The film soon reveals that suicide number one was the son of a local witch. A witch who just happens to have been burned alive by the town’s people after having a hand in the drowning of a popular member of the community. The town folk decide that it’s the witch’s remaining son, played by Sarah Connor Chronicle’s Thomas Dekker, who must be the cause of all the suicides. Queue predictable building of the town folk’s aggression, culminating in them all but taking up pitch forks and flaming torches, and invading Dekker’s home in the film’s final stages.
It’s the same kind of religious insanity which was so brilliantly expressed in Frank Darabont’s adaptation of The Mist, but in this film it feels unoriginal and uninvolving. I didn’t feel enough of an attachment to the protagonists to really care that they were about to be set upon by psychotic Christians.
If you’re a young teen looking for a slice of acceptable, light weight, inoffensive horror then this is probably for you. There’s very little real gore, and plenty of teen angst. Dekker is in full on emo mode, grunting his way though the film in a manner more annoying than anything I’ve seen him in before. He’s a crap John Connor, and he’s an even worse emo son of a witch.

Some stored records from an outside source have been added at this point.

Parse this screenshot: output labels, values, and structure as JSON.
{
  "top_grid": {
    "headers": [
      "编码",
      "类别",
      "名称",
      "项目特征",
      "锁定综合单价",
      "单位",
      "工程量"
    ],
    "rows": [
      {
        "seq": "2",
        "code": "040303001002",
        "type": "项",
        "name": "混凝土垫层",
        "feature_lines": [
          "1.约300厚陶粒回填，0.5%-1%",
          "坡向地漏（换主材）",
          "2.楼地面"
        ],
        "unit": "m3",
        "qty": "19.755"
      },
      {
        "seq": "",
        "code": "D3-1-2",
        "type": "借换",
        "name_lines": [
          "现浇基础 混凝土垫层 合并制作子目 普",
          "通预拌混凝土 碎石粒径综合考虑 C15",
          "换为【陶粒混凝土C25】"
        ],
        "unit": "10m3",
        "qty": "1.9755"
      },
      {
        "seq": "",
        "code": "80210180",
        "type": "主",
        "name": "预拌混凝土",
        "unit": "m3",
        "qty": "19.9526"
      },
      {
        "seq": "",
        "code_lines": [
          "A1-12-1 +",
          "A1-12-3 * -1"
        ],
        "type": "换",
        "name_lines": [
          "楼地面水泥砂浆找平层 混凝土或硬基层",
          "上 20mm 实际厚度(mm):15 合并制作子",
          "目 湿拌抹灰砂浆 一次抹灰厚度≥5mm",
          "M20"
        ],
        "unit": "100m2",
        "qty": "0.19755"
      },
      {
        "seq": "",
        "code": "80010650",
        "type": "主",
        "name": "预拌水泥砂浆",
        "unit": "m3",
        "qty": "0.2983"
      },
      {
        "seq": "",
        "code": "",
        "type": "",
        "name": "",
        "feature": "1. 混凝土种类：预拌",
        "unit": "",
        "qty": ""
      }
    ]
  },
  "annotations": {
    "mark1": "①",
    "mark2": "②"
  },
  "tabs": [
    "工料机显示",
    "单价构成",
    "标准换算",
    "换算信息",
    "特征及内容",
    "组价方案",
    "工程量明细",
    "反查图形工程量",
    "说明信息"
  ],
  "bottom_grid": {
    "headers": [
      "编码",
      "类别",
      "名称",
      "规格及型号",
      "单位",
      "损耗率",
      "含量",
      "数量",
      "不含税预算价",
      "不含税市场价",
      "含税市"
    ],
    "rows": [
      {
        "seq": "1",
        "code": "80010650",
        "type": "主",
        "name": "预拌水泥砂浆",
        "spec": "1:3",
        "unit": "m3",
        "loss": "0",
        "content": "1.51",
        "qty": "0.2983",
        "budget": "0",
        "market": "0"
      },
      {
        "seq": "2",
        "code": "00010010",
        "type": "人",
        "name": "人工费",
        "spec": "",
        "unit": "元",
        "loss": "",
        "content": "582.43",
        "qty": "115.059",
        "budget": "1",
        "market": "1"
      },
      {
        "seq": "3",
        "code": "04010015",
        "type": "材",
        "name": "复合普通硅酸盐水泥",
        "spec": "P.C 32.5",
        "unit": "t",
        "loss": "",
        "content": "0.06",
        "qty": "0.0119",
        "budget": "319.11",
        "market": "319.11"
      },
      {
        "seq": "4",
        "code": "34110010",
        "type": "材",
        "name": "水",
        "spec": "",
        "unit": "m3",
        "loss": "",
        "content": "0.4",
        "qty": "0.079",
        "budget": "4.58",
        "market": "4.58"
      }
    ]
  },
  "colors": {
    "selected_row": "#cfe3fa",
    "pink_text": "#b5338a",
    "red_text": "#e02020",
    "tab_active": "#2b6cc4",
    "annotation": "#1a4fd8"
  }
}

Our teen heroine is clearly being forced into a religious belief that she perhaps doesn’t totally feel comfortable with and I’m sure that’s something with which younger viewers could identify. All the characters are so two dimensional and lacking in complexity that this just doesn’t feel like it was ever intended for grown ups.

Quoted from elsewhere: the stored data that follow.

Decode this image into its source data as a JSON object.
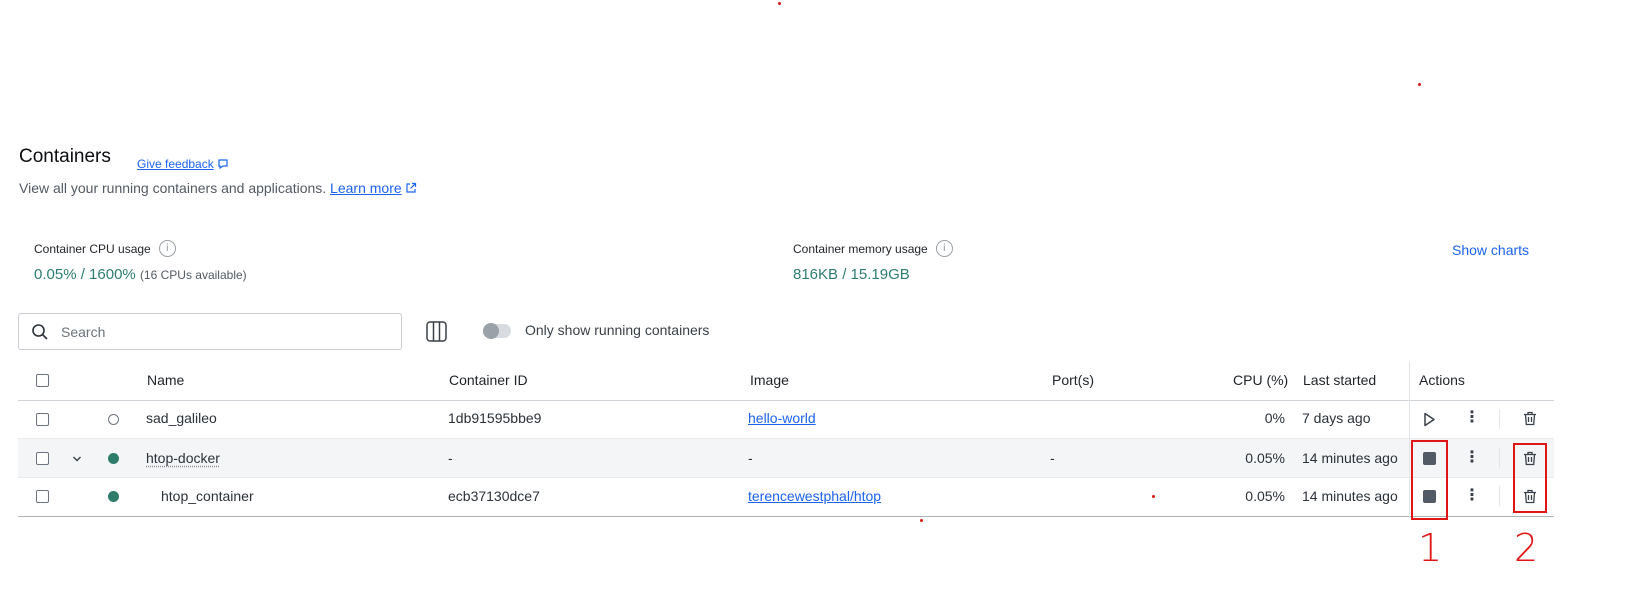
{
  "header": {
    "title": "Containers",
    "feedback": "Give feedback",
    "subtitle": "View all your running containers and applications.",
    "learn_more": "Learn more"
  },
  "stats": {
    "cpu_label": "Container CPU usage",
    "cpu_used": "0.05%",
    "cpu_total": "/ 1600%",
    "cpu_note": "(16 CPUs available)",
    "mem_label": "Container memory usage",
    "mem_used": "816KB",
    "mem_total": "/ 15.19GB",
    "show_charts": "Show charts"
  },
  "toolbar": {
    "search_placeholder": "Search",
    "running_only_label": "Only show running containers",
    "running_only": false
  },
  "table": {
    "columns": [
      "Name",
      "Container ID",
      "Image",
      "Port(s)",
      "CPU (%)",
      "Last started",
      "Actions"
    ],
    "rows": [
      {
        "name": "sad_galileo",
        "id": "1db91595bbe9",
        "image": "hello-world",
        "ports": "",
        "cpu": "0%",
        "last_started": "7 days ago",
        "status": "stopped"
      },
      {
        "name": "htop-docker",
        "id": "-",
        "image": "-",
        "ports": "-",
        "cpu": "0.05%",
        "last_started": "14 minutes ago",
        "status": "running"
      },
      {
        "name": "htop_container",
        "id": "ecb37130dce7",
        "image": "terencewestphal/htop",
        "ports": "",
        "cpu": "0.05%",
        "last_started": "14 minutes ago",
        "status": "running"
      }
    ]
  },
  "annotations": {
    "label_1": "1",
    "label_2": "2"
  },
  "colors": {
    "accent": "#1d63ed",
    "running": "#2e7d6a",
    "annotation": "#e01515"
  }
}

The evil twins aren’t scary, there’s absolutely no tension thanks to telegraphed scares that you can see coming from a country mile, and there’s an ending that’s insultingly explained for any morons in the audience. Nothing is left to guesswork here. Papamichael might know how to get a great shot - although I wasn’t as impressed with the look of this particular film as certain other reviewers seem to be, which could be the result of the pretty awful print we were shown - but when given free reign to build up atmosphere as a director he fails very, very badly. After several scenes failed to provide any kind of tension, I started to lose interest.
I’ll admit that I liked the ultimate outcome of the film, and it’s not really in keeping with the light weight nature of what’s gone before. There’s also a comparatively nasty burning alive scene, which feels a little forced and seems to come out of nowhere. These positives are few though, and can’t redeem what’s gone before, sadly.
From Within also features one of the most unintentionally hilarious scenes in recent memory, as Thomas Dekker applies a curse suppressing waxy witchy goo to various parts of a fully clothed Elizabeth Rice’s anatomy. “Does everything need to be covered?” she asks. Dekker then uses the “Try not to sweat” line, which is, if I recall correctly, shamelessly nicked from Mimic.
There’s a kind of Final Destination vibe developing mid way through the film, but this is dispelled rapidly and doesn’t really go anywhere. With a director who better understands the genre, some extra meat on the anaemic bones of its characters, and some more imaginative kills, this could have been OK. As it is, this is really “my first horror film” territory.